Beppo, seul ami à qui elle pût ouvrir son cœur, avait d’abord voulu la dissuader de l’idée qu’Albert était venu à Vienne. Mais lorsqu’elle lui eut montré la branche de cyprès, il rêva profondément à tout ce mystère, et finit par croire à la part du jeune comte dans l’aventure de Trenck.

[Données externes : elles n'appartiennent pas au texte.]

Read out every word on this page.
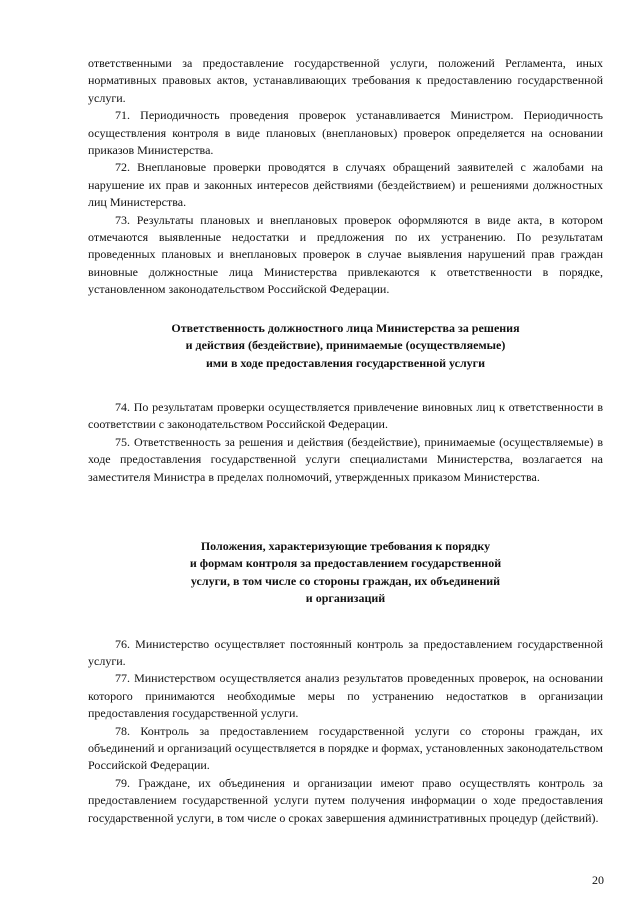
ответственными за предоставление государственной услуги, положений Регламента, иных нормативных правовых актов, устанавливающих требования к предоставлению государственной услуги.

71. Периодичность проведения проверок устанавливается Министром. Периодичность осуществления контроля в виде плановых (внеплановых) проверок определяется на основании приказов Министерства.

72. Внеплановые проверки проводятся в случаях обращений заявителей с жалобами на нарушение их прав и законных интересов действиями (бездействием) и решениями должностных лиц Министерства.

73. Результаты плановых и внеплановых проверок оформляются в виде акта, в котором отмечаются выявленные недостатки и предложения по их устранению. По результатам проведенных плановых и внеплановых проверок в случае выявления нарушений прав граждан виновные должностные лица Министерства привлекаются к ответственности в порядке, установленном законодательством Российской Федерации.

Ответственность должностного лица Министерства за решения
и действия (бездействие), принимаемые (осуществляемые)
ими в ходе предоставления государственной услуги

74. По результатам проверки осуществляется привлечение виновных лиц к ответственности в соответствии с законодательством Российской Федерации.

75. Ответственность за решения и действия (бездействие), принимаемые (осуществляемые) в ходе предоставления государственной услуги специалистами Министерства, возлагается на заместителя Министра в пределах полномочий, утвержденных приказом Министерства.

Положения, характеризующие требования к порядку
и формам контроля за предоставлением государственной
услуги, в том числе со стороны граждан, их объединений
и организаций

76. Министерство осуществляет постоянный контроль за предоставлением государственной услуги.

77. Министерством осуществляется анализ результатов проведенных проверок, на основании которого принимаются необходимые меры по устранению недостатков в организации предоставления государственной услуги.

78. Контроль за предоставлением государственной услуги со стороны граждан, их объединений и организаций осуществляется в порядке и формах, установленных законодательством Российской Федерации.

79. Граждане, их объединения и организации имеют право осуществлять контроль за предоставлением государственной услуги путем получения информации о ходе предоставления государственной услуги, в том числе о сроках завершения административных процедур (действий).

20
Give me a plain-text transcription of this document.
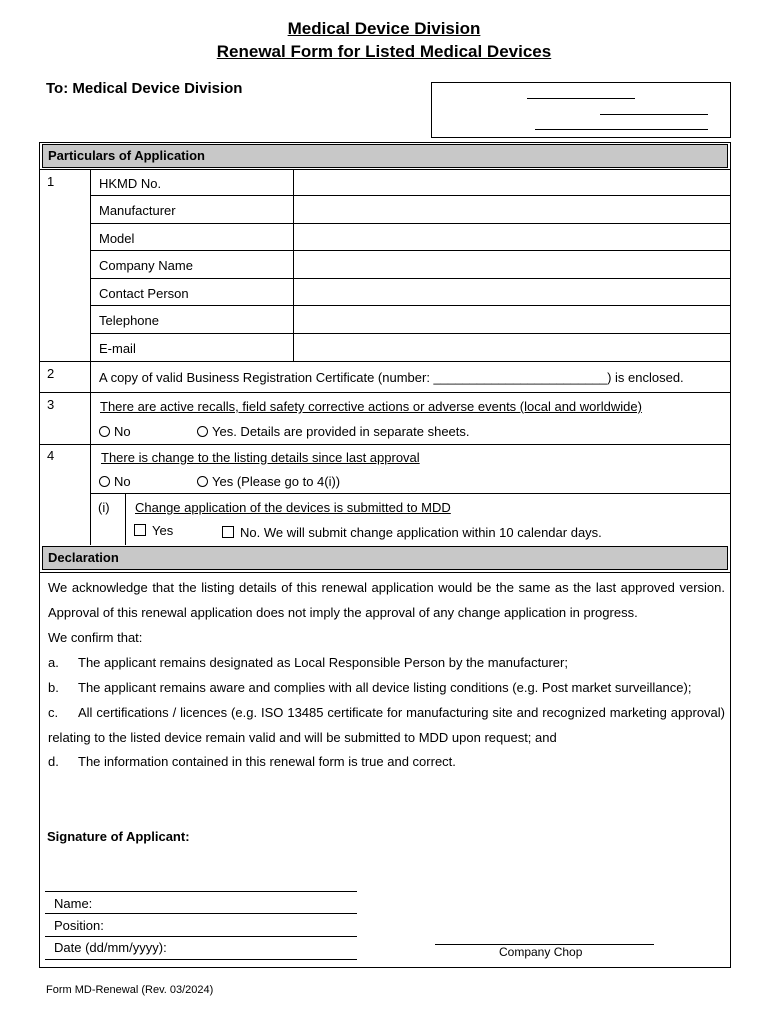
Medical Device Division
Renewal Form for Listed Medical Devices
To: Medical Device Division
Particulars of Application
1	HKMD No.
Manufacturer
Model
Company Name
Contact Person
Telephone
E-mail
2	A copy of valid Business Registration Certificate (number: ________________________) is enclosed.
3	There are active recalls, field safety corrective actions or adverse events (local and worldwide)
No	Yes. Details are provided in separate sheets.
4	There is change to the listing details since last approval
No	Yes (Please go to 4(i))
(i) Change application of the devices is submitted to MDD
Yes	No. We will submit change application within 10 calendar days.
Declaration

We acknowledge that the listing details of this renewal application would be the same as the last approved version. Approval of this renewal application does not imply the approval of any change application in progress.

We confirm that:

a. The applicant remains designated as Local Responsible Person by the manufacturer;

b. The applicant remains aware and complies with all device listing conditions (e.g. Post market surveillance);

c. All certifications / licences (e.g. ISO 13485 certificate for manufacturing site and recognized marketing approval) relating to the listed device remain valid and will be submitted to MDD upon request; and

d. The information contained in this renewal form is true and correct.

Signature of Applicant:
Name:
Position:
Date (dd/mm/yyyy):	Company Chop
Form MD-Renewal (Rev. 03/2024)
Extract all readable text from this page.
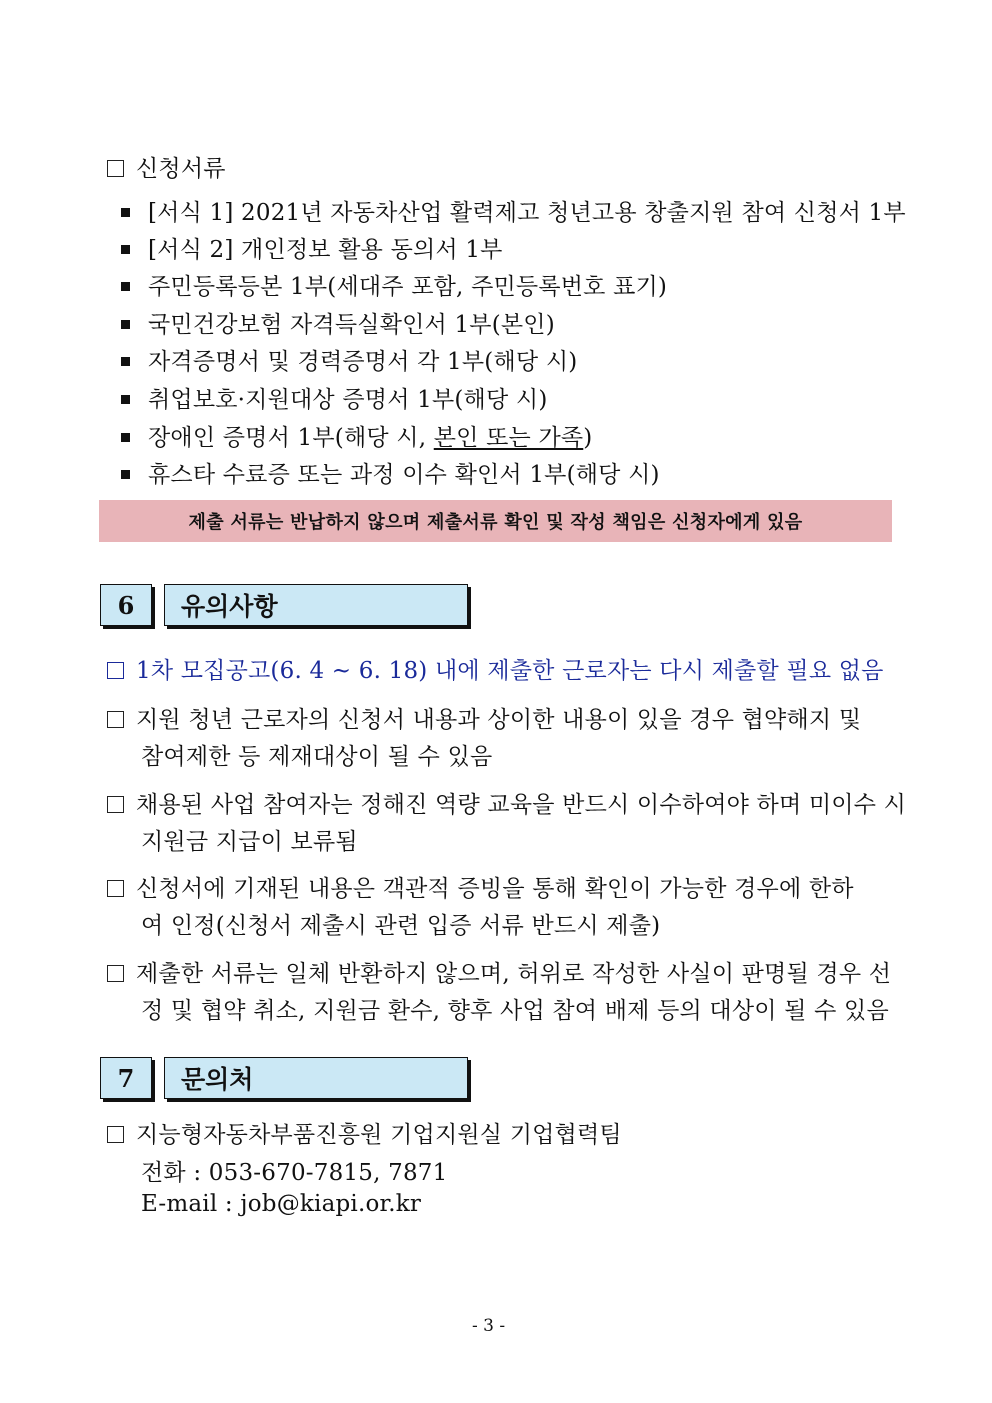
신청서류
[서식 1] 2021년 자동차산업 활력제고 청년고용 창출지원 참여 신청서 1부
[서식 2] 개인정보 활용 동의서 1부
주민등록등본 1부(세대주 포함, 주민등록번호 표기)
국민건강보험 자격득실확인서 1부(본인)
자격증명서 및 경력증명서 각 1부(해당 시)
취업보호·지원대상 증명서 1부(해당 시)
장애인 증명서 1부(해당 시, 본인 또는 가족)
휴스타 수료증 또는 과정 이수 확인서 1부(해당 시)
제출 서류는 반납하지 않으며 제출서류 확인 및 작성 책임은 신청자에게 있음
6	유의사항
1차 모집공고(6. 4 ~ 6. 18) 내에 제출한 근로자는 다시 제출할 필요 없음
지원 청년 근로자의 신청서 내용과 상이한 내용이 있을 경우 협약해지 및
참여제한 등 제재대상이 될 수 있음
채용된 사업 참여자는 정해진 역량 교육을 반드시 이수하여야 하며 미이수 시
지원금 지급이 보류됨
신청서에 기재된 내용은 객관적 증빙을 통해 확인이 가능한 경우에 한하
여 인정(신청서 제출시 관련 입증 서류 반드시 제출)
제출한 서류는 일체 반환하지 않으며, 허위로 작성한 사실이 판명될 경우 선
정 및 협약 취소, 지원금 환수, 향후 사업 참여 배제 등의 대상이 될 수 있음
7	문의처
지능형자동차부품진흥원 기업지원실 기업협력팀
전화 : 053-670-7815, 7871
E-mail : job@kiapi.or.kr
- 3 -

« Écoute, lui dit-il, je crois avoir compris ce qui se passe. Albert est venu à Vienne effectivement. Il t’a vue, il t’a écoutée, il a observé toutes tes démarches, il a suivi tous tes pas. Le jour où nous causions sur la scène, le long du décor de l’Araxe, il a pu être de l’autre côté de cette toile et entendre les regrets que j’exprimais de te voir enlevée au théâtre au début de ta gloire. Toi-même tu as laissé échapper je ne sais quelles exclamations qui ont pu lui faire penser que tu préférais l’éclat de ta carrière à la tristesse solennelle de son amour. Le lendemain, il t’a vue entrer dans cette chambre de Corilla, où peut-être, puisqu’il était là toujours en observation, il avait vu entrer le pandoure quelques instants auparavant. Le temps qu’il a mis à te secourir prouverait presque qu’il te croyait là de ton plein gré, et ce sera donc après avoir succombé à la tentation d’écouter à la porte, qu’il aura compris l’imminence de son intervention.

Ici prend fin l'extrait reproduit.